À rebours de l’emballement parlementaire en cours, les élus LR montrent parfois, au fil des échanges, des positions plus mesurées. L’interdiction du voile pour les mères voilées ? « Je ne suis pas sûr que ça soit intelligent, souffle Olivier Marleix. C’est tomber dans un piège, selon moi, que de s’en prendre de manière systématique à ces mamans. Je n’ai jamais signé ces amendements parce que je sais très bien que dans mes écoles publiques à Dreux, si on leur interdit de venir, il n’y aura plus de sorties scolaires. »

L’ancien conseiller de Nicolas Sarkozy mesure l’inflammabilité du débat. « Il faut faire attention à ne pas blesser les gens, souligne l’élu d’Eure-et-Loir. Parmi les gens qui portent le voile, il y a quand même des grands-mères de 75 ans qui l’ont porté toute leur vie… » Éric Diard abonde en ce sens : « Prenez Latifa Ibn Ziaten. Imaginez qu’on interdise à cette femme de porter son voile. J’aurais l’impression de lui demander de se déshabiller, franchement ! »
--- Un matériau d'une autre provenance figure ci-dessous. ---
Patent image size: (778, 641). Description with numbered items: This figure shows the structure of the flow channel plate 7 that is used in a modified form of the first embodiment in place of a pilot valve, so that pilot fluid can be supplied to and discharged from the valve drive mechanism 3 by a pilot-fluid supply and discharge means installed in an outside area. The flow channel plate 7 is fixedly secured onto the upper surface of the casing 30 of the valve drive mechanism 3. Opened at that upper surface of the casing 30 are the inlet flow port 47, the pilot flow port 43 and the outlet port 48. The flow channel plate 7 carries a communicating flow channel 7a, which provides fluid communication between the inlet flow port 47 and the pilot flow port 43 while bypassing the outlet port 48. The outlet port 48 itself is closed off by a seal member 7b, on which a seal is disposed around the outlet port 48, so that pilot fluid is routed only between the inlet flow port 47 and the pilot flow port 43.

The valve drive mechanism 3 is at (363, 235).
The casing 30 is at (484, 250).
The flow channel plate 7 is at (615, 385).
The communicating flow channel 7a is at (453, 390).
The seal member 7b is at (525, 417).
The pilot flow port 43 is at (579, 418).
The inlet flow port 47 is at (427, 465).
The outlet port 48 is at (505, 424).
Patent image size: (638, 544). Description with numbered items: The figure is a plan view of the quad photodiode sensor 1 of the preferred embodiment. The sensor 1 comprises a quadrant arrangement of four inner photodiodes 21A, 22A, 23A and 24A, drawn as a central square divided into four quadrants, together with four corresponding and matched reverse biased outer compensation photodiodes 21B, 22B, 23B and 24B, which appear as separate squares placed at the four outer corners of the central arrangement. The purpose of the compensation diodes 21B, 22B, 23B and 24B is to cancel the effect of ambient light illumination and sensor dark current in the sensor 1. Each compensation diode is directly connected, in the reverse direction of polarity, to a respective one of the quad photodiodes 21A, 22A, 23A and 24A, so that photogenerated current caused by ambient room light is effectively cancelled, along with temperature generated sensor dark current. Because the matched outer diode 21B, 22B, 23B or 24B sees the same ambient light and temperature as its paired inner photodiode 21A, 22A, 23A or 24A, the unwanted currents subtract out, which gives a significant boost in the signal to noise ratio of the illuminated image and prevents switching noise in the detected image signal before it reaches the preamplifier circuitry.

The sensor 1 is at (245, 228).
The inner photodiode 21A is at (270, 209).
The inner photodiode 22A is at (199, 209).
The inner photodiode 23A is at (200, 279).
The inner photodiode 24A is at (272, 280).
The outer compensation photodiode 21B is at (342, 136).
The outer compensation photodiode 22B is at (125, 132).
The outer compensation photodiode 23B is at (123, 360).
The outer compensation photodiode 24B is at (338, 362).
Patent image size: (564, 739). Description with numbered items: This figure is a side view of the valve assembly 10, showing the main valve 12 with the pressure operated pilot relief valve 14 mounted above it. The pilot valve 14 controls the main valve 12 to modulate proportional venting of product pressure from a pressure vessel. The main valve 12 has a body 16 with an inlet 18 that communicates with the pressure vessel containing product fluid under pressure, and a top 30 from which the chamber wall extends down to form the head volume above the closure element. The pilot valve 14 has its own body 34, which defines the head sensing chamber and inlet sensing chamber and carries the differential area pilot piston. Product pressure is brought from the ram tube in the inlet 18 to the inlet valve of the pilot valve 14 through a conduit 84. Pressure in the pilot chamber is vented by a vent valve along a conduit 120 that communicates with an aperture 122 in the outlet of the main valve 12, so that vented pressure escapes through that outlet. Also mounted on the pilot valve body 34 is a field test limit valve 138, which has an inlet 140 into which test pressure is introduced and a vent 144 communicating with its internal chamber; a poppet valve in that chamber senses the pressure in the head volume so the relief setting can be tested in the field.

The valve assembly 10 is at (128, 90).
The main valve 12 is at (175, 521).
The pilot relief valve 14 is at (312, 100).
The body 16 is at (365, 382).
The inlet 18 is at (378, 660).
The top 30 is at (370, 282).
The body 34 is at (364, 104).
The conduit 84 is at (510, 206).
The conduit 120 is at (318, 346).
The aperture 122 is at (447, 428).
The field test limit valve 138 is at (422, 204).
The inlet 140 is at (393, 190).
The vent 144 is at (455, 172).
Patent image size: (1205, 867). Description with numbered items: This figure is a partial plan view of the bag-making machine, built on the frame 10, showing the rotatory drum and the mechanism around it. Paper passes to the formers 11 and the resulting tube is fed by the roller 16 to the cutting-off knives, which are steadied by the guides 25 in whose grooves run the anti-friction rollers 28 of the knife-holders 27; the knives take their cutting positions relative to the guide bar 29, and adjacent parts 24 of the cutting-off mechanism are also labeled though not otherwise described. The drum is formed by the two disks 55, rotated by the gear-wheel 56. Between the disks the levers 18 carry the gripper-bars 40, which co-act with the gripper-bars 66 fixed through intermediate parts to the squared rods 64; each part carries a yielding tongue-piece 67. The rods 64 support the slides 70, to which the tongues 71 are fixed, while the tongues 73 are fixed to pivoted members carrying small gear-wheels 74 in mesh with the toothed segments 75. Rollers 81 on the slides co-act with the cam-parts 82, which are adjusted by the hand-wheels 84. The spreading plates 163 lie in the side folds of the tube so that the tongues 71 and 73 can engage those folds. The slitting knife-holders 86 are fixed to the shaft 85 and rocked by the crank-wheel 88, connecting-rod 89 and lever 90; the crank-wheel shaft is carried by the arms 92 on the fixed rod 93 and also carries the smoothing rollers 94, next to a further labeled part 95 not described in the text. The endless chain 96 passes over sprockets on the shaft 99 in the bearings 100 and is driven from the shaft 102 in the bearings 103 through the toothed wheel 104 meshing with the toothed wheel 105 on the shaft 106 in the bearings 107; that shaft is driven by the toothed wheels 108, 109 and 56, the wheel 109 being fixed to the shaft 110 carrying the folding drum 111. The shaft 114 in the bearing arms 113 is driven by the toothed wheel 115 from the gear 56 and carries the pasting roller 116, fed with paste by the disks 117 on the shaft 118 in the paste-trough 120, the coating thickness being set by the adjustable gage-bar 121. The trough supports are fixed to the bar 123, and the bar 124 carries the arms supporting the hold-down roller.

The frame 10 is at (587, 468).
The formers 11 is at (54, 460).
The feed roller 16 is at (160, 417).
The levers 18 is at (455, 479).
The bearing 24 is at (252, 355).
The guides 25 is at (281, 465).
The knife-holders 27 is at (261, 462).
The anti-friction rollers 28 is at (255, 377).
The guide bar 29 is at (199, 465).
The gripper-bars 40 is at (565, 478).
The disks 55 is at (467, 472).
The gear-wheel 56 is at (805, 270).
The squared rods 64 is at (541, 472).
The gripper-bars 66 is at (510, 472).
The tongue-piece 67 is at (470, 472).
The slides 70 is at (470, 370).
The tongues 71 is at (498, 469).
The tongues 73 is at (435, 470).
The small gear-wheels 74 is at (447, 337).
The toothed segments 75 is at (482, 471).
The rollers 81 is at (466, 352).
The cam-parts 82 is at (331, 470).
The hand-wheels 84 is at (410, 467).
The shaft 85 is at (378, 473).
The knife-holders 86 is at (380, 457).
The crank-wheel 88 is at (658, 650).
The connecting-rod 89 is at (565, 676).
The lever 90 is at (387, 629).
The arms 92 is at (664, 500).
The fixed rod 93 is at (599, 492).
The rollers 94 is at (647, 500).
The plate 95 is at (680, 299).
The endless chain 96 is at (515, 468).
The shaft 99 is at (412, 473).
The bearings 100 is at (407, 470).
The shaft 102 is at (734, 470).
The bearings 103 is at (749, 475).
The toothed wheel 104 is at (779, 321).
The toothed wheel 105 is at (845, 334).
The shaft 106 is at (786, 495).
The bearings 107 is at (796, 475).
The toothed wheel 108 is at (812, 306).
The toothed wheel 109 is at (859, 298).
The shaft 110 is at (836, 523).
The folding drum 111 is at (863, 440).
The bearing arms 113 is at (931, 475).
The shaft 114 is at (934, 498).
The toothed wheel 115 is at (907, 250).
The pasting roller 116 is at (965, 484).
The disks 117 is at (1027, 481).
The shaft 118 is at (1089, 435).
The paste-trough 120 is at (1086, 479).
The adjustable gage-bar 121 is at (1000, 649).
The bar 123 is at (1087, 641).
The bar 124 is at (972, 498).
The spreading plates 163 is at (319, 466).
La séquence parlementaire laissera cependant la désagréable image d’une droite qui fait de la politique sur le dos de millions de ses concitoyens. Olivier Marleix, lui, déplore que la majorité tout entière ait refusé d’aborder un certain nombre de questions, comme le voile ou l’immigration. « Ça aurait permis un vrai débat, plus serein », veut croire le vice-président du groupe LR. « Par le jeu d’amendements, on donne forcément le sentiment d’ouvrir un débat par le petit bout de la lorgnette, regrette-t-il. C’est la limite de l’exercice… » On aurait presque perçu, au timbre de sa voix, un brin de remords.